We share Dr. Rice’s admiration for the courage of Rosa Parks who was arrested in Alabama, Rice’s home state, for refusing to give her bus seat to a white man. As Palestinians we aren’t even allowed in buses on many roads in our own country, because 200 miles of the best West Bank roads are reserved for Israeli Jewish settlers.1
According to the United Nations Office for the Coordination of Humanitarian Affairs (OCHA), there are 561 physical obstacles and checkpoints inside the West Bank restricting Palestinian movement within the West Bank2, in comparison with only eight checkpoints which separate the West Bank from Israel proper. Nearly all the obstacles and checkpoints are located along the West Bank roads reserved for Israelis. This makes getting to the hospital, school and work or visiting relatives painstakingly difficult or impossible for us. This fragmentation of the West Bank has devastated our economy.
For Palestinians, accepting a state in the West Bank and Gaza Strip on just 22% of our historic homeland was already a dramatic compromise. But President Bush promised Israel in 2004 that in any negotiated agreement with the Palestinians Israel would retain its “already existing major population centers” in the West Bank.
However, all Israeli settlements are illegal under international law. By annexing to Israel strategically located clusters of settlements, or “settlement blocs”, and their highways which carve Palestinian areas into isolated enclaves, Israel will gain permanent control of our movement, borders, water, and cut us off from Jerusalem.
The Israeli organization Peace Now reported a few weeks ago that the population growth rate in the settlements is three times the growth rate within Israel.3 We’re experiencing such rapid settlement construction around Bil’in and throughout the West Bank that I can’t even find an accurate map of the West Bank for my son.
In 2001, Israeli developers began building settlement homes on land seized from Bil’in, calling them a neighborhood of the Modi’in Illit settlement bloc. Four years later, Israel’s segregation wall separated Bil’in from 50% of our agricultural land under the pretext of protecting this new settlement. In response, we held over 200 nonviolent protests together with Israeli and international supporters. Hundreds of us were injured and arrested. After our protests, Israel’s Supreme Court ruled that the wall’s route in Bil’in must be changed to return around half of our seized land. Though we celebrated this success, Israel continues to build on our land that wasn’t returned and plans to annex it as part of the Modi’in Illit settlement bloc.4
Israel has already de facto annexed the 10.2% of the West Bank that lies between the Green Line and the segregation wall, including the major settlement blocs and 80% of Israel’s 450,000 settlers.
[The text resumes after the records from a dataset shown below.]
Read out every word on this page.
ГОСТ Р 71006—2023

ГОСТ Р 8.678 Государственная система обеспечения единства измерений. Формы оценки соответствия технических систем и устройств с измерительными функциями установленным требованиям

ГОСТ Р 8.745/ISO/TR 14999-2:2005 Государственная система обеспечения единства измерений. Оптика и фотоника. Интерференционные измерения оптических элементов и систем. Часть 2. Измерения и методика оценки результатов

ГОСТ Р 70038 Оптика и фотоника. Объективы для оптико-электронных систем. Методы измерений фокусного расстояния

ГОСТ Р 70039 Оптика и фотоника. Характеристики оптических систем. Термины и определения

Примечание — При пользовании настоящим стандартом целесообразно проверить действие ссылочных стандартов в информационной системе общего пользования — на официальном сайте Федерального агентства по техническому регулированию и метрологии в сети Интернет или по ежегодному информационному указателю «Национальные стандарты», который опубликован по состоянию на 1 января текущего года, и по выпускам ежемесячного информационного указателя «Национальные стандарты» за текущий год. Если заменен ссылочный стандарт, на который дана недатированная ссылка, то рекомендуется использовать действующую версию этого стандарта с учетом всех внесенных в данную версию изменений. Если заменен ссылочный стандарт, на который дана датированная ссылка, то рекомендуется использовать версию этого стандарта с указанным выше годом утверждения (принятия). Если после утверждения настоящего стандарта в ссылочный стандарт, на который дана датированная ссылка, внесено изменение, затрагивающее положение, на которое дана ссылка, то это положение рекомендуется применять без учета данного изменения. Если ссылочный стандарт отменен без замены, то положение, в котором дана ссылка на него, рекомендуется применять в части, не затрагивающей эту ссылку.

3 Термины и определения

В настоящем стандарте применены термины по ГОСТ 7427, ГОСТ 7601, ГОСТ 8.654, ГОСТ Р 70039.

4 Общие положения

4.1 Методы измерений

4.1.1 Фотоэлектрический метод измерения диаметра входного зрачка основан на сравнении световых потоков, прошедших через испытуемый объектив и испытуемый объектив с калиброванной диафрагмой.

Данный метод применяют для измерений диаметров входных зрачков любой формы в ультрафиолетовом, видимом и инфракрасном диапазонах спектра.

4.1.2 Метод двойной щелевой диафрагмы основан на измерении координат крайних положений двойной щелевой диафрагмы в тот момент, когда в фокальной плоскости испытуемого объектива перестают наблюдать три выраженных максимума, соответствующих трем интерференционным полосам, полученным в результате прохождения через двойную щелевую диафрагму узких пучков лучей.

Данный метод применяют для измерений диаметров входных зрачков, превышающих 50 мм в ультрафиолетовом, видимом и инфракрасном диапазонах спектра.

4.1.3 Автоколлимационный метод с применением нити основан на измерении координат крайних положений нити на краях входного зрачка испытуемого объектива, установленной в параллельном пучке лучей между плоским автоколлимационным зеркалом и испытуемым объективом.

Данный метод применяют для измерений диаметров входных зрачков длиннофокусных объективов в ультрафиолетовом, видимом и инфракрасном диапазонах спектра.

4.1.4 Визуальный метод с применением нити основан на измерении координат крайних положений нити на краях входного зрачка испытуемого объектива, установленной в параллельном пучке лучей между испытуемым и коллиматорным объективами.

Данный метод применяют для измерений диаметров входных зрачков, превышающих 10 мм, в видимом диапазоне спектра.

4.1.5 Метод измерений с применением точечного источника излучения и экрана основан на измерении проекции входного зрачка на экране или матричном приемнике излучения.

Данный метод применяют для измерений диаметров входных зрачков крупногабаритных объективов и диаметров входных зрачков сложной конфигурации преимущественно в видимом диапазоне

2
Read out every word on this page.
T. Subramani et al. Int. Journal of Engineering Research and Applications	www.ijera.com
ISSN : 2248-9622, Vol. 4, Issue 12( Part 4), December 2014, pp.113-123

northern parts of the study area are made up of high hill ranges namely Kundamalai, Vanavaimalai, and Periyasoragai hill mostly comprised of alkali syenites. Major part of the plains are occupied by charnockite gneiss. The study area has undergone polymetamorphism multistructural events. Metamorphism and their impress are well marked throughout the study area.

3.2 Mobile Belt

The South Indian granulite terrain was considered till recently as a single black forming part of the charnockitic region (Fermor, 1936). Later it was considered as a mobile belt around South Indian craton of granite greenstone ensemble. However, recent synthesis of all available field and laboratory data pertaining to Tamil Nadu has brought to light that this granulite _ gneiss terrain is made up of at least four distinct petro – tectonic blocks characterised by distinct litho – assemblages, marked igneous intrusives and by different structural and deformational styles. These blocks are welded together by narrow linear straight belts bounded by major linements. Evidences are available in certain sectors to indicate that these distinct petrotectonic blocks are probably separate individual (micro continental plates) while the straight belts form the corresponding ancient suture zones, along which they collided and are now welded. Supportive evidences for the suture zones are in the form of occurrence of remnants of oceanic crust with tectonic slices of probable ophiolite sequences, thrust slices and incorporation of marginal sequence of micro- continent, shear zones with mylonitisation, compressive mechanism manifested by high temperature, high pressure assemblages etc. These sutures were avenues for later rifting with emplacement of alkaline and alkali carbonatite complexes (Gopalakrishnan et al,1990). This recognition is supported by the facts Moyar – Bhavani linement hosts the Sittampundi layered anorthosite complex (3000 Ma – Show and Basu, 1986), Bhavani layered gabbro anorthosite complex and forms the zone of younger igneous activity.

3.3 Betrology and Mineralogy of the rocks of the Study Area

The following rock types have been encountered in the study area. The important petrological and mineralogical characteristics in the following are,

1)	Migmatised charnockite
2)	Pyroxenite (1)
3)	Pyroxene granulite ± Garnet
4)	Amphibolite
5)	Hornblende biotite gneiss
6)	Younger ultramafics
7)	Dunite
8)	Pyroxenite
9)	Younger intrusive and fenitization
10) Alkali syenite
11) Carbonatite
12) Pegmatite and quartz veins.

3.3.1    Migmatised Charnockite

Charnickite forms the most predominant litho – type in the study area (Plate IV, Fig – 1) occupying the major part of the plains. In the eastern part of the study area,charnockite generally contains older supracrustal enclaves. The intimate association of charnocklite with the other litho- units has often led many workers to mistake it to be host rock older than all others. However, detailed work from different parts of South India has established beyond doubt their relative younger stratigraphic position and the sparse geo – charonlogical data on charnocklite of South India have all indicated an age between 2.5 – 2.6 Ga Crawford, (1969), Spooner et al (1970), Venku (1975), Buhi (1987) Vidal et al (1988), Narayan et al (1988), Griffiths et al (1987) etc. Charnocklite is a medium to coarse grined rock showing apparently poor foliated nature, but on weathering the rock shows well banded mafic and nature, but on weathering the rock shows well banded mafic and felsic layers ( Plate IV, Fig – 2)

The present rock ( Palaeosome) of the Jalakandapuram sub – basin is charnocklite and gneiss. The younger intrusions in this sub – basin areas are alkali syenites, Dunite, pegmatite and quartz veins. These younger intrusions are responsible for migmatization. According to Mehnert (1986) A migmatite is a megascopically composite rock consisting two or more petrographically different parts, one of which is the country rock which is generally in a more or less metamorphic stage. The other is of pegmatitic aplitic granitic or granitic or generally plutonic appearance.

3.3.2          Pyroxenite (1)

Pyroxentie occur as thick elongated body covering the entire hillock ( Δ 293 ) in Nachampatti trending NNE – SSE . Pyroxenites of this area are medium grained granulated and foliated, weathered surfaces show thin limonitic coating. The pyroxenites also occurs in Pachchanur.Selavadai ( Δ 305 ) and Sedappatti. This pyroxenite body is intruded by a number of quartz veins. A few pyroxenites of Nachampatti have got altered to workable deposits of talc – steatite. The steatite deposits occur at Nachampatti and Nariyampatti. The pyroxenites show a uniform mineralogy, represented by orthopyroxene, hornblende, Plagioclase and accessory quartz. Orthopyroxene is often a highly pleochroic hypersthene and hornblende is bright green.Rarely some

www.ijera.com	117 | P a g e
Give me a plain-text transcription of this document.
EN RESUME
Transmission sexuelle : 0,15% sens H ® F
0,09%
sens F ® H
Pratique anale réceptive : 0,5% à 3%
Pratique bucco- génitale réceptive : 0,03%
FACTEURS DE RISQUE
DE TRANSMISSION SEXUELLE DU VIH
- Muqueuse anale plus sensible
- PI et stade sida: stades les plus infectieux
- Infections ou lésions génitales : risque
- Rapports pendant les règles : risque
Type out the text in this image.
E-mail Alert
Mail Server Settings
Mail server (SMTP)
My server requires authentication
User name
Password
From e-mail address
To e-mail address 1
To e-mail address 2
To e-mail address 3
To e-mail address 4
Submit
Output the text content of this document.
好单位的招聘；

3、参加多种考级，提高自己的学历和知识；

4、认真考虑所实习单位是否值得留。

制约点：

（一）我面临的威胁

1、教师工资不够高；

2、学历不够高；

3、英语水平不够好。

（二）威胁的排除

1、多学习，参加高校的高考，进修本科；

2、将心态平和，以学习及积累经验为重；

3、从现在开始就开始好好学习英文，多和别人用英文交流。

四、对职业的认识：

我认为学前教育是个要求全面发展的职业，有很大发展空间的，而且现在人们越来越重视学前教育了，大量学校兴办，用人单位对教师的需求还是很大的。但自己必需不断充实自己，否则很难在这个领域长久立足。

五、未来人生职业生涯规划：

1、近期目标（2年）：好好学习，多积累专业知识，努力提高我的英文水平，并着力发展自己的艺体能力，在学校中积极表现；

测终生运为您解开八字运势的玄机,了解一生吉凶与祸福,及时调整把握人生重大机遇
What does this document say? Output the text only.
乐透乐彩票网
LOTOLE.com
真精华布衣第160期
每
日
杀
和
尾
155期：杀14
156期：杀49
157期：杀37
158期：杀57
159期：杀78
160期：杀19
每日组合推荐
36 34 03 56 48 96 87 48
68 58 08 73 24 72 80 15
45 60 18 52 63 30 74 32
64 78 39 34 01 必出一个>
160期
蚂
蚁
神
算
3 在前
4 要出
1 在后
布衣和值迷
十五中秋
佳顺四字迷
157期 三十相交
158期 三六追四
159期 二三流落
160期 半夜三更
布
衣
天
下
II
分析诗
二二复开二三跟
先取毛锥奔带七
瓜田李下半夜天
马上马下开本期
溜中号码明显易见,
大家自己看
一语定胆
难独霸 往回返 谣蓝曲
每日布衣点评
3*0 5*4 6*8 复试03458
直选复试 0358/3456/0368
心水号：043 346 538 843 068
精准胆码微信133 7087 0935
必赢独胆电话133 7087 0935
The segregation wall, settlements and settlement roads carve Palestinian areas into isolated enclaves.
We pray that our children will not spend their lives under Israeli military occupation. We hope that the Annapolis meeting will bring our dreams of freedom closer to fulfillment. But we are concerned that if Israel is allowed to keep most of its settlements and the roads that connect them, then the existing system of “separate but unequal” will be cemented in place in a Palestinian state.
Mohammed Khatib is a leading member of Bilin’s Popular Committee Against the Wall and the secretary of its village council.
[1] Forbidden roads: The discriminatory West Bank road regime, B’Tselem.
[2] OCHA Closure Update: October 2007, The UN Office for the Coordination of Humanitarian Affairs.
[3] West Bank settlements ‘expanding’ BBC, 7 November 2007.
[4] One Palestinian Village Struggles Against Israel’s Ever-Expanding “Settlements”, Alternet, 26 September 2007. The color of Palestinian license plates is different from the licenses of Israelis. Palestinian plates are not allowed on most of the highways crisscrossing the West Bank, many of which were built with US government funding. Palestinians have been banned for five years now from Highway 443 where we protested.